I am a huge fan of the Early Retirement Dude’s history of the FI movement. Still, I might amend it to include a mention of Keynes. I find a great resonance when examining Keynes non-traditional lifestyle and predictions for the future and how the current flag-bearers of the FI movement, nearly a century later, pursue their goals:
- Critical thinkers unafraid to challenge dogma.
- Eccentrics who buck societal norms.
- Hopeless optimists.
- Faith in the power of compound interest.
- Faith that technology will free us from the workplace.
- Obsessively track numerical progress.
- Channel leisure time into non-economic pursuits.

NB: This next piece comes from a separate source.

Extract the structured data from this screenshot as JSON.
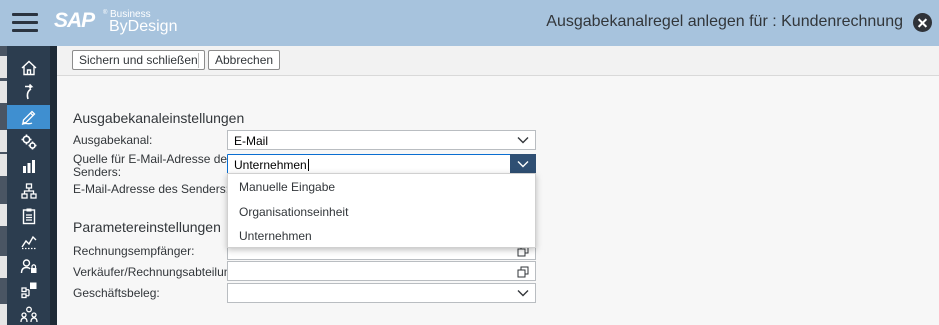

Others have suggested that Benjamin Franklin (who fits the profile above) was the first early retiree, and he certainly exemplified frugality and enthusiasm in pursuing passion projects with gusto after reaching FI. Where Franklin was a role model, Keynes was a dreamer.
Keynes contribution was a vision of FI sufficiently generous to include everyone, a utopian faith that progress could someday separate the need to generate income from the pursuit of meaning and fulfillment for society as a whole.
I’ll end with a quote from the same essay, which can be found in it’s succinct entirety here.
“Thus for the first time since his creation man will be faced with his real, his permanent problem – how to use his freedom from pressing economic cares, how to occupy the leisure, which science and compound interest will have won for him, to live wisely and agreeably and well.
The strenuous purposeful money-makers may carry all of us along with them into the lap of economic abundance. But it will be those peoples, who can keep alive, and cultivate into a fuller perfection, the art of life itself and do not sell themselves for the means of life, who will be able to enjoy the abundance when it comes.”
Mr. Money Mustache could not have said it better.